Has our conscience shown?
Has the sweet breeze blown?
Has all the kindness gone?
Hope still lingers on.
I drink myself of newfound pity
Sitting alone in new york city
And I dont know why.

Are we listening to hyms of offering?
Have we eyes to see that love is gathering?
All the words that Ive been reading
Have now started the act of bleeding into one.

So I walk up on high
And I step to the edge
To see my world below.
And I laugh at myself
As the years roll down.
cause its the world I know.
Its the world I know.

That is how I feel... all the words that I've been reading on here...
I feel so much better having found this asylum/refuge where I can express deep feelings I just don't know how to share, or was afraid to share, in the world around me.
Thank you all if for nothing else- being here and sharing.

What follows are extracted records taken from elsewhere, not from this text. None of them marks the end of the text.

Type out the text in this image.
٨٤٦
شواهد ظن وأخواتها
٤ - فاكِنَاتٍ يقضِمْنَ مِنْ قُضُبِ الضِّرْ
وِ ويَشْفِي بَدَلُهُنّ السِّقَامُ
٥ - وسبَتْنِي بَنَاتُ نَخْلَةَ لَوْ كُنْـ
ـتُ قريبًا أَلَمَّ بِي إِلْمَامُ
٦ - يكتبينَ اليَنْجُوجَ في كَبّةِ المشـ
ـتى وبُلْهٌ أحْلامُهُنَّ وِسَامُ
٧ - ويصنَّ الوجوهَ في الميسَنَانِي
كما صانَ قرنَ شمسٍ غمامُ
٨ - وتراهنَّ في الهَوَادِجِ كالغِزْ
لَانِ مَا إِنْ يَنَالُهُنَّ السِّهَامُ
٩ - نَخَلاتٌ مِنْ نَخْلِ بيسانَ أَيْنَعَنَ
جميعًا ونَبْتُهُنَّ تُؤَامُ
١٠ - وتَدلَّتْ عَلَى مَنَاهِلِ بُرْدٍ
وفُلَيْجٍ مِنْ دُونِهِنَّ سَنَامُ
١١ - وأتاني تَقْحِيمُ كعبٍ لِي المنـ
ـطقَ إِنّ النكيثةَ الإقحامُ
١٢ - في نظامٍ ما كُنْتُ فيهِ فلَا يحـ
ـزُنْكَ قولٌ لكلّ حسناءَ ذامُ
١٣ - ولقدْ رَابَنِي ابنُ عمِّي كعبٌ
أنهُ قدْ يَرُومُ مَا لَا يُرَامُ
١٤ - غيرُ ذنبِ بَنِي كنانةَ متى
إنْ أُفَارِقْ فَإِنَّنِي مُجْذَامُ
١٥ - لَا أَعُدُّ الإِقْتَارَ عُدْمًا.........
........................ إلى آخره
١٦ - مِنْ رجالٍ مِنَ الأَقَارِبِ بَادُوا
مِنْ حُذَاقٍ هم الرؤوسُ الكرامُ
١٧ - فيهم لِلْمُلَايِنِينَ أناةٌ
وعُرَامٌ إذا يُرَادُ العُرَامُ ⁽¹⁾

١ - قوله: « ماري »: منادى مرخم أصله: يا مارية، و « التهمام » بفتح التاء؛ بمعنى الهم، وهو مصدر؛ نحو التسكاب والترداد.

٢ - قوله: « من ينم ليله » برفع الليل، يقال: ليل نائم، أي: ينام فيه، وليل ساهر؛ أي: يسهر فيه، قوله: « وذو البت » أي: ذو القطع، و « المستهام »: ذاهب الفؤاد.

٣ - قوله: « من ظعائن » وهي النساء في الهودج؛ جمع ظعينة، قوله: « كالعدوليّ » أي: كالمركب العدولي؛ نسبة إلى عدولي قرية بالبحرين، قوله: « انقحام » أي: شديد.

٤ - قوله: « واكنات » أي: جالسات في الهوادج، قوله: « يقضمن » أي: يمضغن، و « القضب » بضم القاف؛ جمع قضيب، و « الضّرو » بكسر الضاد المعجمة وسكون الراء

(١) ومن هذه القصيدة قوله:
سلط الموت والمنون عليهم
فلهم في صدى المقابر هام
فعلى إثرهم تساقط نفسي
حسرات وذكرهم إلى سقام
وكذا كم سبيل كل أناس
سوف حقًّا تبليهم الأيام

---As an afterthought figured I'd put in the music video for those that haven't seen it---
Thanks Dancer for your kind comment ;)



Think I just watched this video a dozen times in a row now lol.
 
Lost in the Oilfield said:
The World I Know

Has our conscience shown?
Has the sweet breeze blown?
Has all the kindness gone?
Hope still lingers on.
I drink myself of newfound pity
Sitting alone in new york city
And I dont know why.

Are we listening to hyms of offering?
Have we eyes to see that love is gathering?
All the words that Ive been reading
Have now started the act of bleeding into one.

So I walk up on high
And I step to the edge
To see my world below.
And I laugh at myself
As the years roll down.
cause its the world I know.
Its the world I know.

That is how I feel... all the words that I've been reading on here...
I feel so much better having found this asylum/refuge where I can express deep feelings I just don't know how to share, or was afraid to share, in the world around me.
Thank you all if for nothing else- being here and sharing.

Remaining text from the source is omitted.